Categories: world

Rocket science: the students' 9 km high microbiological experiments

A group of students have launched themselves in the record books by conducting the first biological experiments using a rocket in New Zealand. Canterbury University students Matthew Furkert, Jack Davies, Robbie Grove and Thomas Bell recently sent their rocket, Indukt in Blue, 31,000 feet across the Waikato countryside. Within its payload was Saccharomyces cerevisiae, a species of yeast used for brewing. Together with Canterbury breweries Damien Treacher and Mark Waller, the students wanted to find out what Effekt rocket flying would have on the microbial production of metabolites during fermentation. The rocket also carried out cell cultures of pinus radiata &#821 1; the Californian species that make up most of New Zealand's pine plantation. Dr. Sarah Kessans, a biochemistry lecturer at the university and a NASA astronaut candidate finalist interviewed, said that cultivation of wood-forming pinus radiata cells in low-ground trajectory could also better understand cell physiology in microgravity. This, she said, can lead to building materials being produced on the moon or Mars. "The initial launch was a great success with many lessons which will help us optimize biological payloads at subsequent rocket launches." The launch attracted hundreds of spectators, some of whom were students now interested in astrobiology, she said. "We are looking forward to integrating further experiments into the next launch." Students enter the Blue at the Australasian Universities Rocket Competition, held in Queensland in April.

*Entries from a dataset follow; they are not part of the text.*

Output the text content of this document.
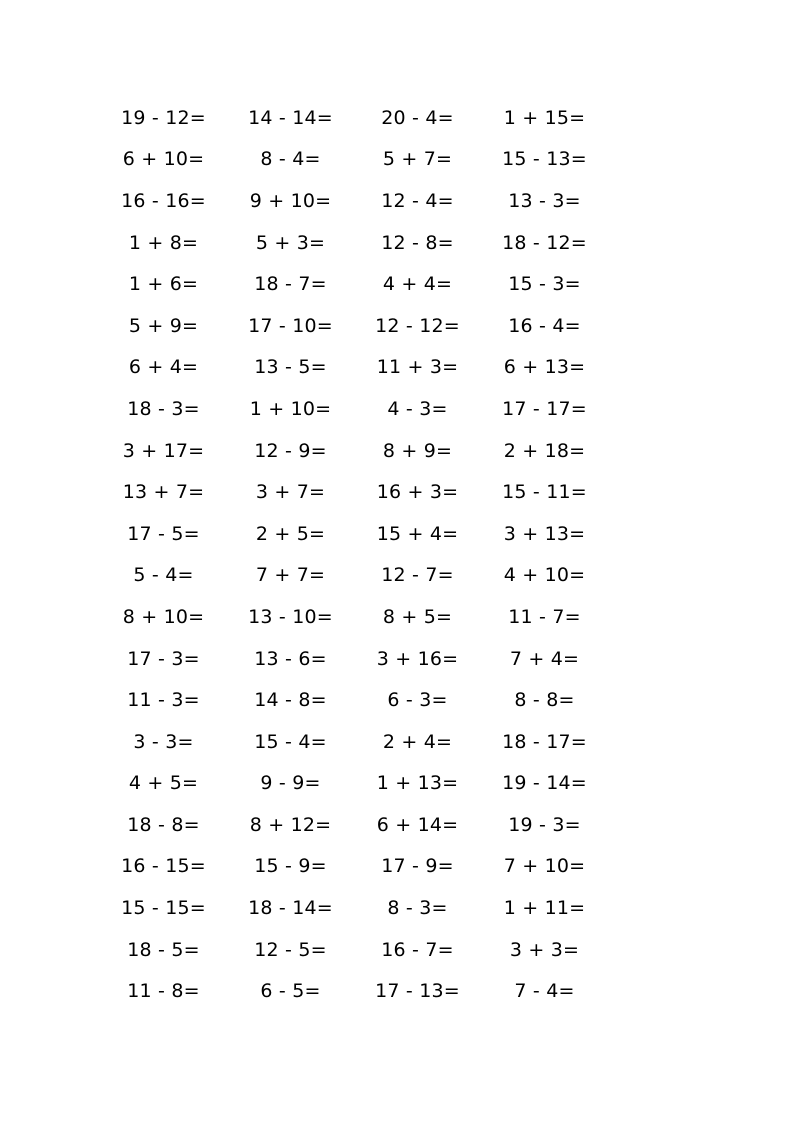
19 - 12=	14 - 14=	20 - 4=	1 + 15=
6 + 10=	8 - 4=	5 + 7=	15 - 13=
16 - 16=	9 + 10=	12 - 4=	13 - 3=
1 + 8=	5 + 3=	12 - 8=	18 - 12=
1 + 6=	18 - 7=	4 + 4=	15 - 3=
5 + 9=	17 - 10=	12 - 12=	16 - 4=
6 + 4=	13 - 5=	11 + 3=	6 + 13=
18 - 3=	1 + 10=	4 - 3=	17 - 17=
3 + 17=	12 - 9=	8 + 9=	2 + 18=
13 + 7=	3 + 7=	16 + 3=	15 - 11=
17 - 5=	2 + 5=	15 + 4=	3 + 13=
5 - 4=	7 + 7=	12 - 7=	4 + 10=
8 + 10=	13 - 10=	8 + 5=	11 - 7=
17 - 3=	13 - 6=	3 + 16=	7 + 4=
11 - 3=	14 - 8=	6 - 3=	8 - 8=
3 - 3=	15 - 4=	2 + 4=	18 - 17=
4 + 5=	9 - 9=	1 + 13=	19 - 14=
18 - 8=	8 + 12=	6 + 14=	19 - 3=
16 - 15=	15 - 9=	17 - 9=	7 + 10=
15 - 15=	18 - 14=	8 - 3=	1 + 11=
18 - 5=	12 - 5=	16 - 7=	3 + 3=
11 - 8=	6 - 5=	17 - 13=	7 - 4=
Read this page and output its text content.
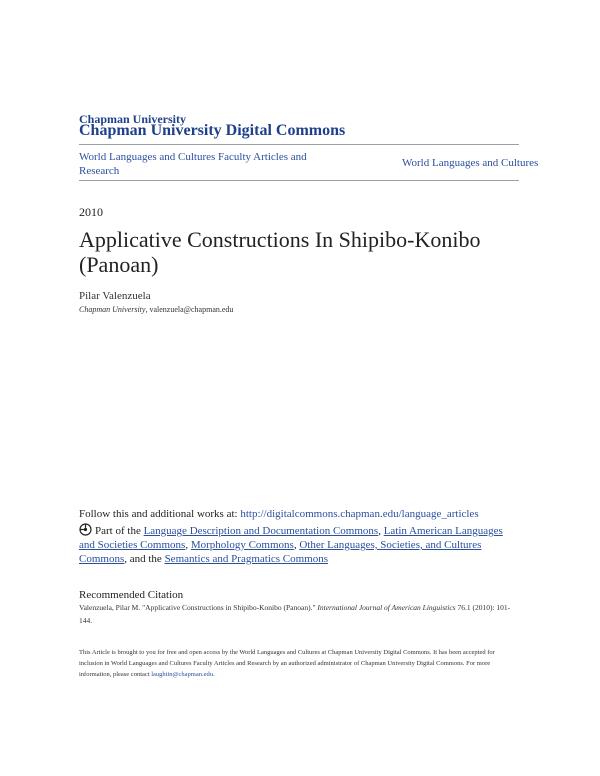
Chapman University
Chapman University Digital Commons
World Languages and Cultures Faculty Articles and Research
World Languages and Cultures
2010
Applicative Constructions In Shipibo-Konibo (Panoan)
Pilar Valenzuela
Chapman University, valenzuela@chapman.edu
Follow this and additional works at: http://digitalcommons.chapman.edu/language_articles
Part of the Language Description and Documentation Commons, Latin American Languages and Societies Commons, Morphology Commons, Other Languages, Societies, and Cultures Commons, and the Semantics and Pragmatics Commons
Recommended Citation
Valenzuela, Pilar M. "Applicative Constructions in Shipibo-Konibo (Panoan)." International Journal of American Linguistics 76.1 (2010): 101-144.
This Article is brought to you for free and open access by the World Languages and Cultures at Chapman University Digital Commons. It has been accepted for inclusion in World Languages and Cultures Faculty Articles and Research by an authorized administrator of Chapman University Digital Commons. For more information, please contact laughtin@chapman.edu.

A group of students have launched themselves in the record books by conducting the first biological experiments using a rocket in New Zealand.

Canterbury University students Matthew Furkert, Jack Davies, Robbie Grove and Thomas Bell recently sent their rocket, Indukt in Blue, 31,000 feet across the Waikato countryside.

Within its payload was Saccharomyces cerevisiae, a species of yeast used for brewing.

Together with Canterbury breweries Damien Treacher and Mark Waller, the students wanted to find out what Effekt rocket flying would have on the microbial production of metabolites during fermentation.

The rocket also carried out cell cultures of pinus radiata &#821

1; the Californian species that make up most of New Zealand’s pine plantation.

Dr. Sarah Kessans, a biochemistry lecturer at the university and a NASA astronaut candidate finalist interviewed, said that cultivation of wood-forming pinus radiata cells in low-ground trajectory could also better understand cell physiology in microgravity.

This, she said, can lead to building materials being produced on the moon or Mars.

“The initial launch was a great success with many lessons which will help us optimize biological payloads at subsequent rocket launches.”

The launch attracted hundreds of spectators, some of whom were students now interested in astrobiology, she said.

“We are looking forward to integrating further experiments into the next launch.”

Students enter the Blue at the Australasian Universities Rocket Competition, held in Queensland in April.